Nagasaki, i lobbisti anti-casinò perdono la battaglia

La prefettura dà torto ai lobbisti che cercano di impedire la nascita di un resort integrato a Nagasaki.
Scritto da Mc

I nascenti casinò stanno avendo vita difficile in Giappone ma stavolta i lobbisti che si oppongono loro registrano una battuta d’arresto. Accade a Nagasaki, una delle due località (assieme a Osaka) che si è candidata a ospitarne uno, dove un comitato di controllo della prefettura ha affermato che non c’era stato nulla di irregolare nel pagamento di una commissione – che si dice ammonti a 110 milioni di yen (830.712 dollari Usa) – per una consulenza di supporto al governo locale alla ricerca di un resort integrato (Ir) con casinò.

Secondo il corrispondente di GgrAsia per il Giappone, il comitato di audit ha affermato: “La prefettura ha agito correttamente. Non essendovi motivo di agire, la commissione ha respinto la richiesta” di intervento.
La richiesta di audit – segnalata da GgrAsia a giugno – proveniva da un gruppo che si faceva chiamare “Stop the Casino Nagasaki Prefecture Network”.
Il gruppo aveva affermato che, poiché riteneva che ci fossero poche possibilità che il governo nazionale approvasse lo schema Ir di Nagasaki a causa di ciò che i lobbisti consideravano carenze nel suo piano di finanziamento, i 110 milioni di yen non erano un uso appropriato del denaro pubblico. Il progetto di Nagasaki è stato preventivato di un importo di 438,3 miliardi di yen.

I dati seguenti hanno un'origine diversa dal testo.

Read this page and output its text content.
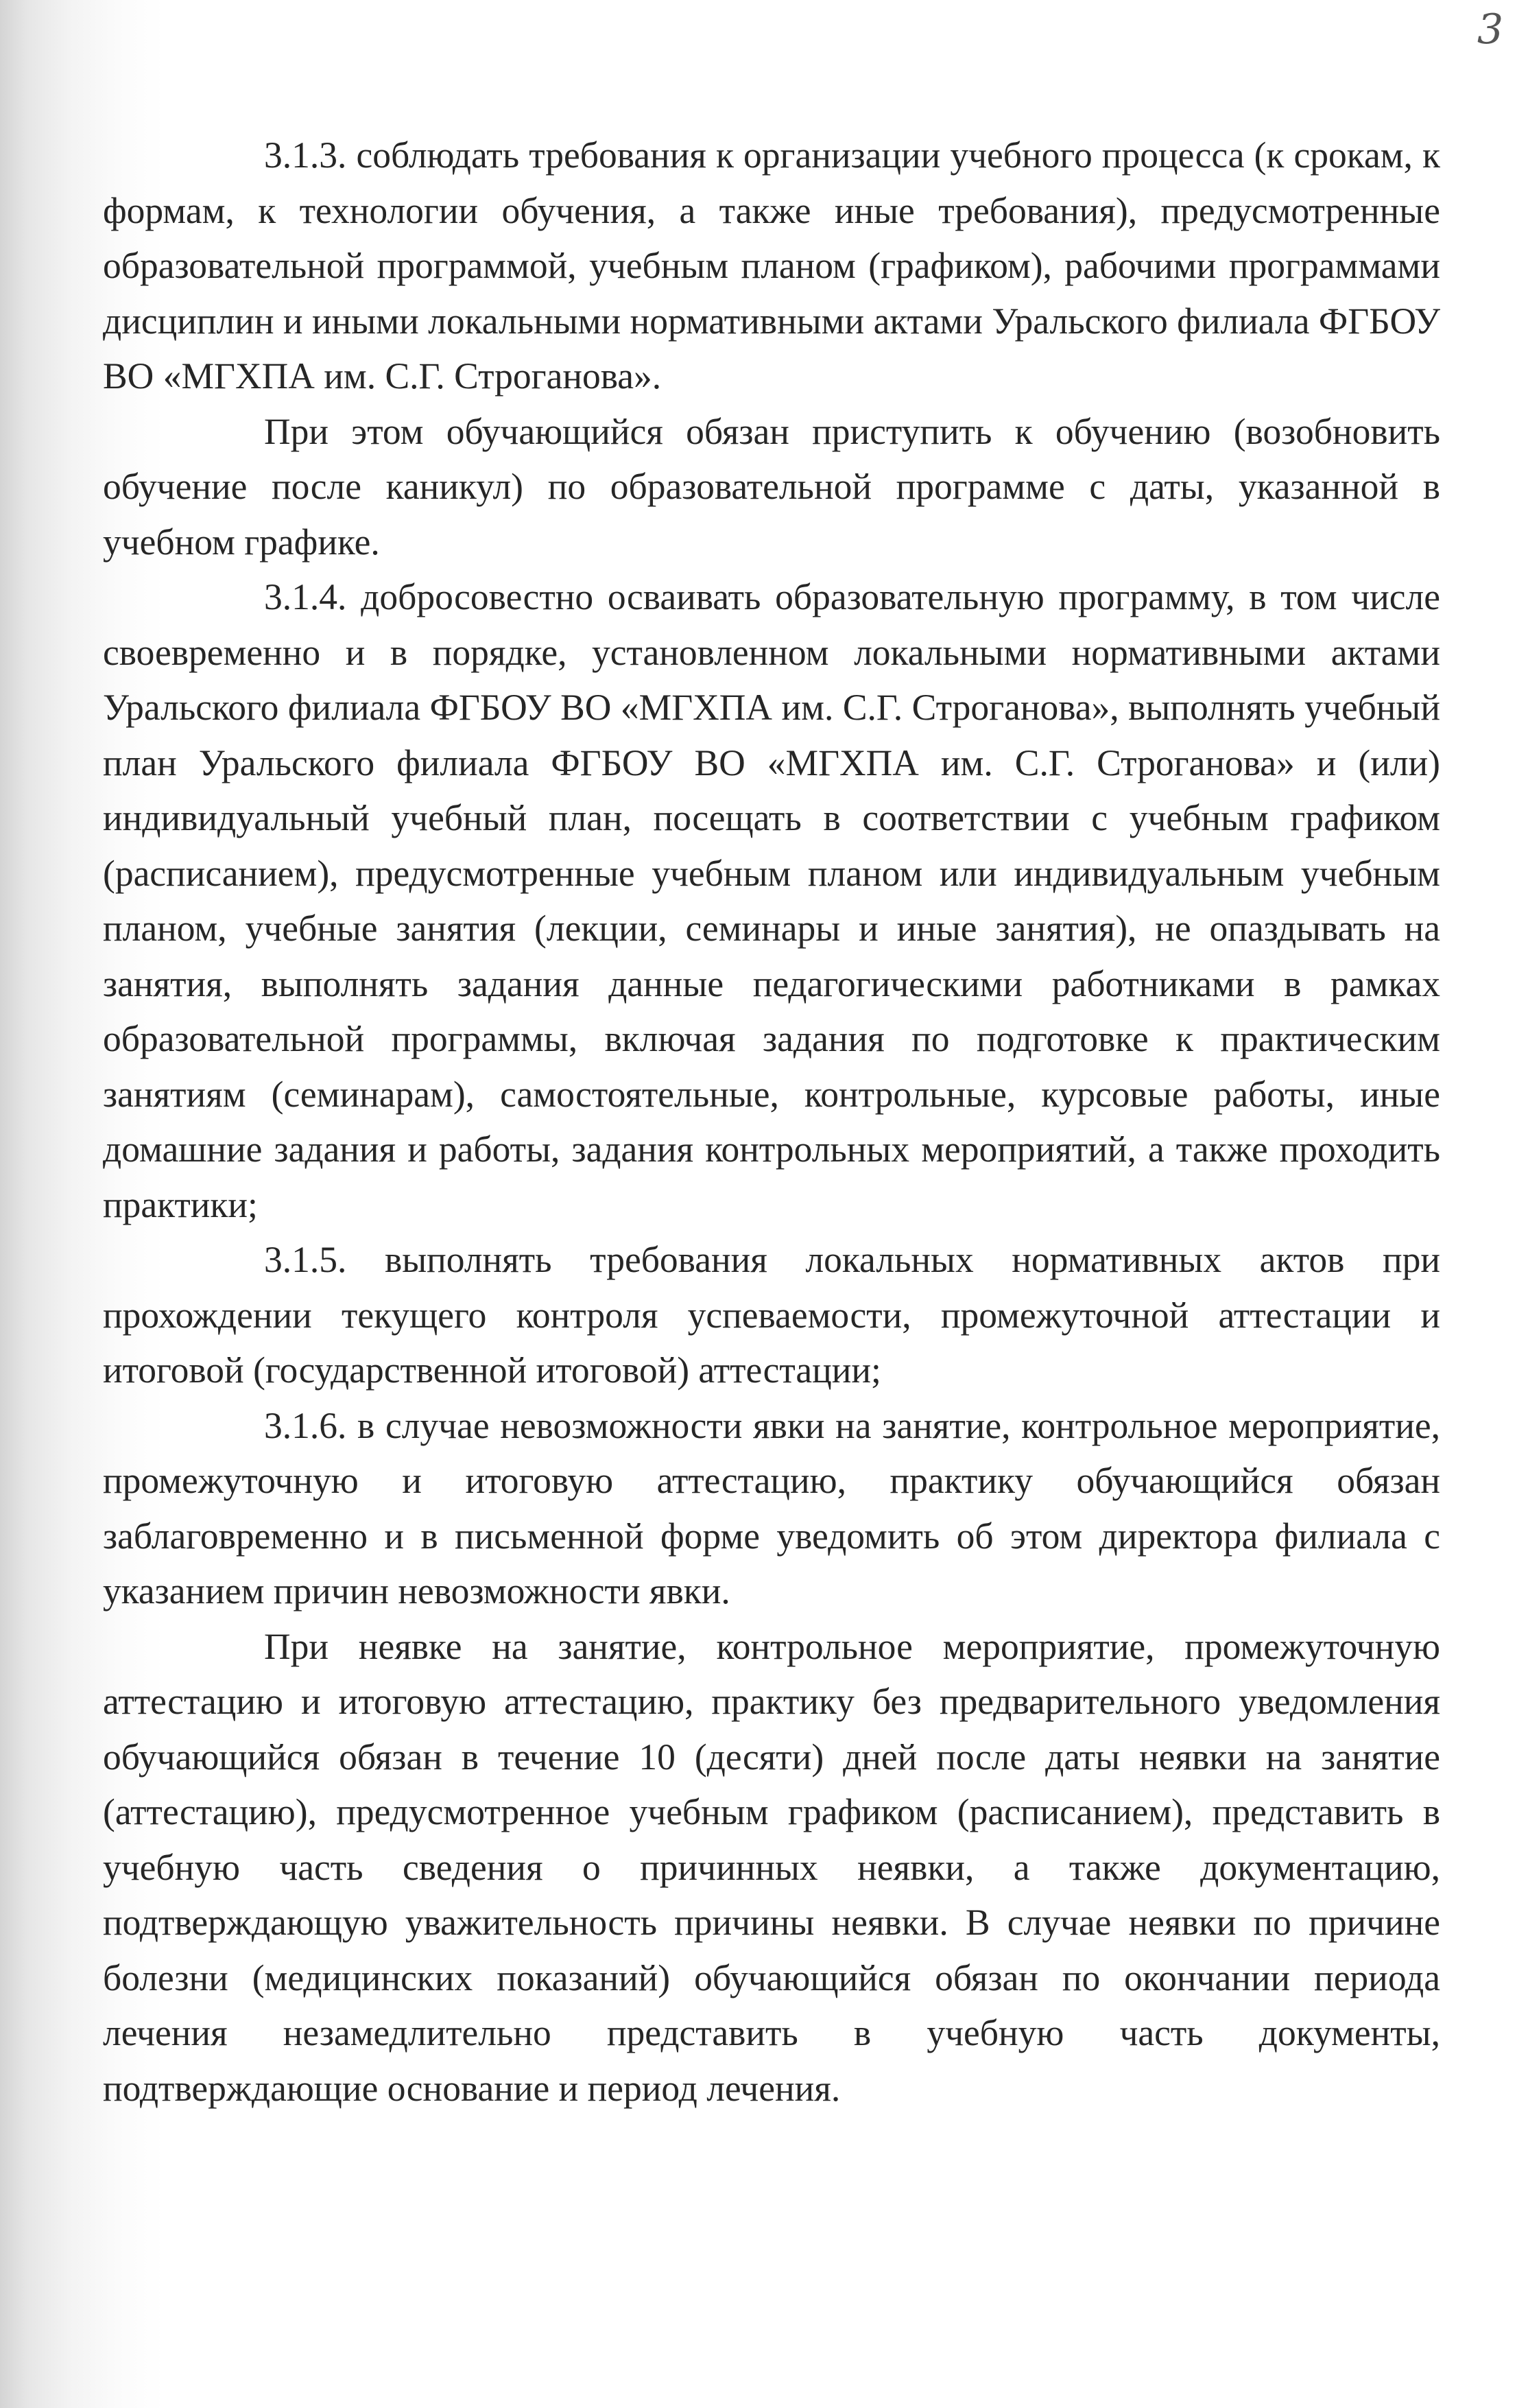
3

3.1.3. соблюдать требования к организации учебного процесса (к срокам, к формам, к технологии обучения, а также иные требования), предусмотренные образовательной программой, учебным планом (графиком), рабочими программами дисциплин и иными локальными нормативными актами Уральского филиала ФГБОУ ВО «МГХПА им. С.Г. Строганова».

При этом обучающийся обязан приступить к обучению (возобновить обучение после каникул) по образовательной программе с даты, указанной в учебном графике.

3.1.4. добросовестно осваивать образовательную программу, в том числе своевременно и в порядке, установленном локальными нормативными актами Уральского филиала ФГБОУ ВО «МГХПА им. С.Г. Строганова», выполнять учебный план Уральского филиала ФГБОУ ВО «МГХПА им. С.Г. Строганова» и (или) индивидуальный учебный план, посещать в соответствии с учебным графиком (расписанием), предусмотренные учебным планом или индивидуальным учебным планом, учебные занятия (лекции, семинары и иные занятия), не опаздывать на занятия, выполнять задания данные педагогическими работниками в рамках образовательной программы, включая задания по подготовке к практическим занятиям (семинарам), самостоятельные, контрольные, курсовые работы, иные домашние задания и работы, задания контрольных мероприятий, а также проходить практики;

3.1.5. выполнять требования локальных нормативных актов при прохождении текущего контроля успеваемости, промежуточной аттестации и итоговой (государственной итоговой) аттестации;

3.1.6. в случае невозможности явки на занятие, контрольное мероприятие, промежуточную и итоговую аттестацию, практику обучающийся обязан заблаговременно и в письменной форме уведомить об этом директора филиала с указанием причин невозможности явки.

При неявке на занятие, контрольное мероприятие, промежуточную аттестацию и итоговую аттестацию, практику без предварительного уведомления обучающийся обязан в течение 10 (десяти) дней после даты неявки на занятие (аттестацию), предусмотренное учебным графиком (расписанием), представить в учебную часть сведения о причинных неявки, а также документацию, подтверждающую уважительность причины неявки. В случае неявки по причине болезни (медицинских показаний) обучающийся обязан по окончании периода лечения незамедлительно представить в учебную часть документы, подтверждающие основание и период лечения.
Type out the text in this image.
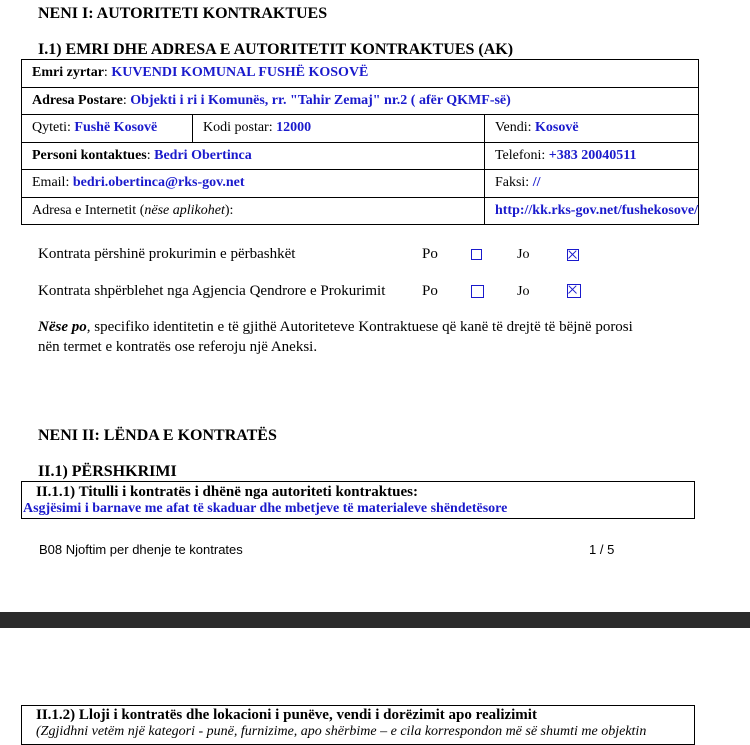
NENI I: AUTORITETI KONTRAKTUES
I.1) EMRI DHE ADRESA E AUTORITETIT KONTRAKTUES (AK)
Emri zyrtar: KUVENDI KOMUNAL FUSHË KOSOVË		
Adresa Postare: Objekti i ri i Komunës, rr. "Tahir Zemaj" nr.2 ( afër QKMF-së)		
Qyteti: Fushë Kosovë	Kodi postar: 12000	Vendi: Kosovë
Personi kontaktues: Bedri Obertinca		Telefoni: +383 20040511
Email: bedri.obertinca@rks-gov.net		Faksi: //
Adresa e Internetit (nëse aplikohet):		http://kk.rks-gov.net/fushekosove/
Kontrata përshinë prokurimin e përbashkët	Po	Jo
Kontrata shpërblehet nga Agjencia Qendrore e Prokurimit Po	Jo
Nëse po, specifiko identitetin e të gjithë Autoriteteve Kontraktuese që kanë të drejtë të bëjnë porosi
nën termet e kontratës ose referoju një Aneksi.
NENI II: LËNDA E KONTRATËS
II.1) PËRSHKRIMI
II.1.1) Titulli i kontratës i dhënë nga autoriteti kontraktues:
Asgjësimi i barnave me afat të skaduar dhe mbetjeve të materialeve shëndetësore
B08 Njoftim per dhenje te kontrates	1 / 5
II.1.2) Lloji i kontratës dhe lokacioni i punëve, vendi i dorëzimit apo realizimit
(Zgjidhni vetëm një kategori - punë, furnizime, apo shërbime – e cila korrespondon më së shumti me objektin
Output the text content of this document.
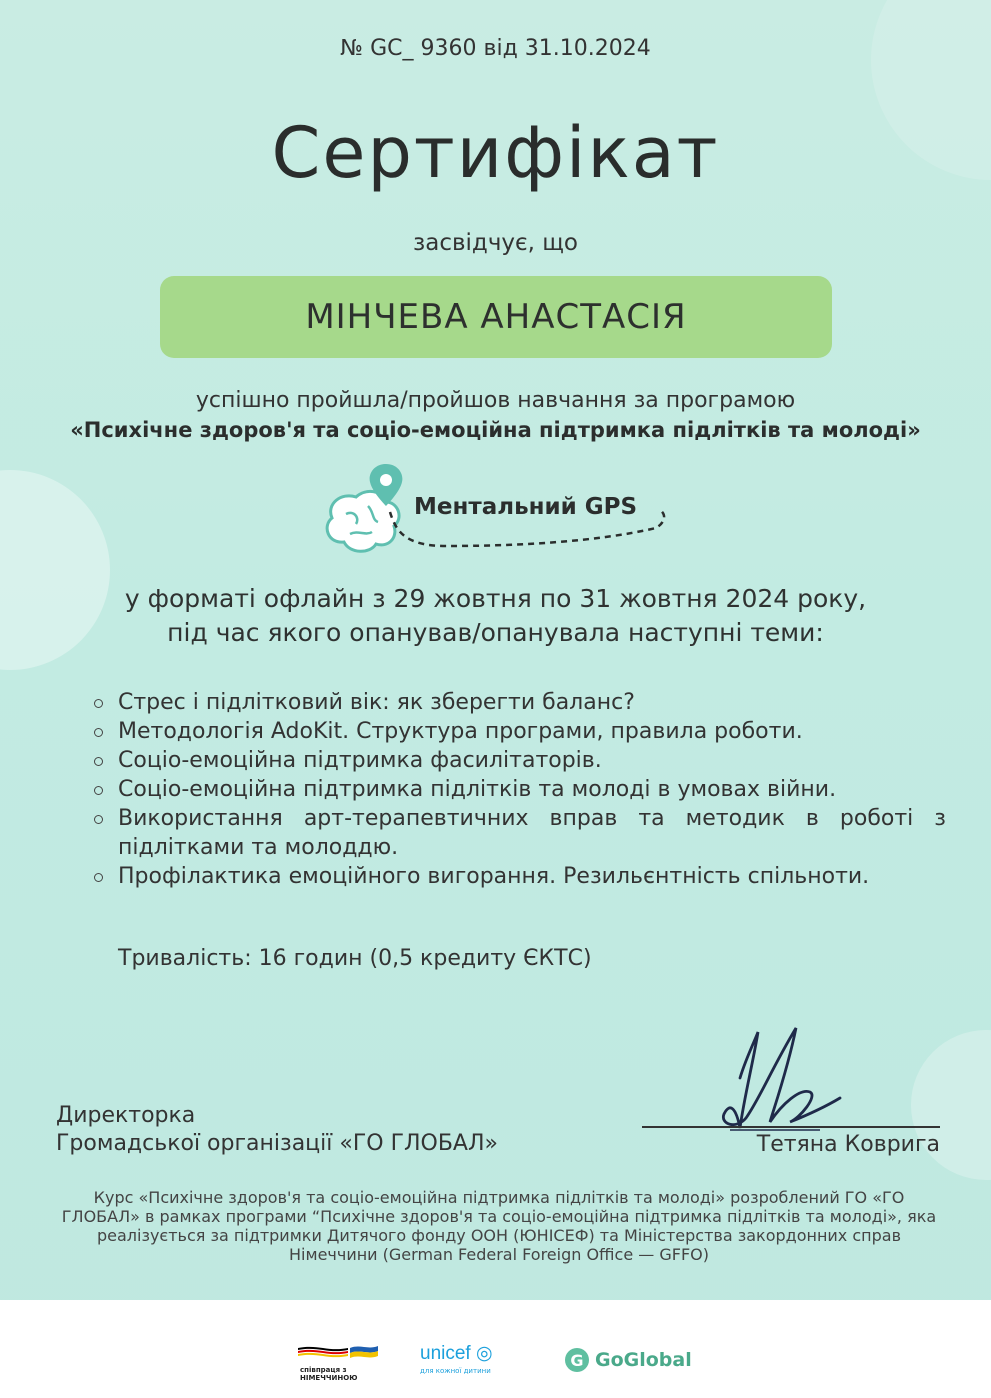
№ GC_ 9360 від 31.10.2024
Сертифікат
засвідчує, що
МІНЧЕВА АНАСТАСІЯ
успішно пройшла/пройшов навчання за програмою
«Психічне здоров'я та соціо-емоційна підтримка підлітків та молоді»
Ментальний GPS
у форматі офлайн з 29 жовтня по 31 жовтня 2024 року,
під час якого опанував/опанувала наступні теми:
Стрес і підлітковий вік: як зберегти баланс?
Методологія AdoKit. Структура програми, правила роботи.
Соціо-емоційна підтримка фасилітаторів.
Соціо-емоційна підтримка підлітків та молоді в умовах війни.
Використання арт-терапевтичних вправ та методик в роботі з підлітками та молоддю.
Профілактика емоційного вигорання. Резильєнтність спільноти.
Тривалість: 16 годин (0,5 кредиту ЄКТС)
Директорка
Громадської організації «ГО ГЛОБАЛ»	Тетяна Коврига
Курс «Психічне здоров'я та соціо-емоційна підтримка підлітків та молоді» розроблений ГО «ГО ГЛОБАЛ» в рамках програми “Психічне здоров'я та соціо-емоційна підтримка підлітків та молоді», яка реалізується за підтримки Дитячого фонду ООН (ЮНІСЕФ) та Міністерства закордонних справ Німеччини (German Federal Foreign Office — GFFO)
співпраця з
НІМЕЧЧИНОЮ
unicef ◎
для кожної дитини
G GoGlobal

Secondo il corrispondente di GgrAsia, il potere di richiedere tale audit rientra nelle disposizioni del Local Autonomy Act giapponese.
Il comitato di controllo della prefettura di quattro membri è stato selezionato dal governatore della prefettura. Due dell’attuale comitato sono membri dell’assemblea della prefettura di Nagasaki che avevano già votato a sostegno del piano Ir locale. Anche il governatore in carica, Kengo Oishi, sostiene la proposta Ir.

L’offerta di Nagasaki è stata presentata alle autorità nazionali pochi giorni prima della scadenza del 28 aprile.
Un briefing con i media del 2 giugno di un gruppo anti-casinò ha aggiunto che era “molto scettico” sulle possibilità che il piano di raccolta fondi per la proposta di resort del casinò dal partner privato di Nagasaki, Casinos Austria International Japan Inc, “soddisfasse i requisiti stabiliti dal governo centrale” e che “se il piano non soddisfa” tali requisiti, “non vi è alcuna possibilità” che lo schema di Nagasaki “sia selezionato”. Intanto, come noto, si moltiplicano le voci che la location in pectore possa essere messa in vendita.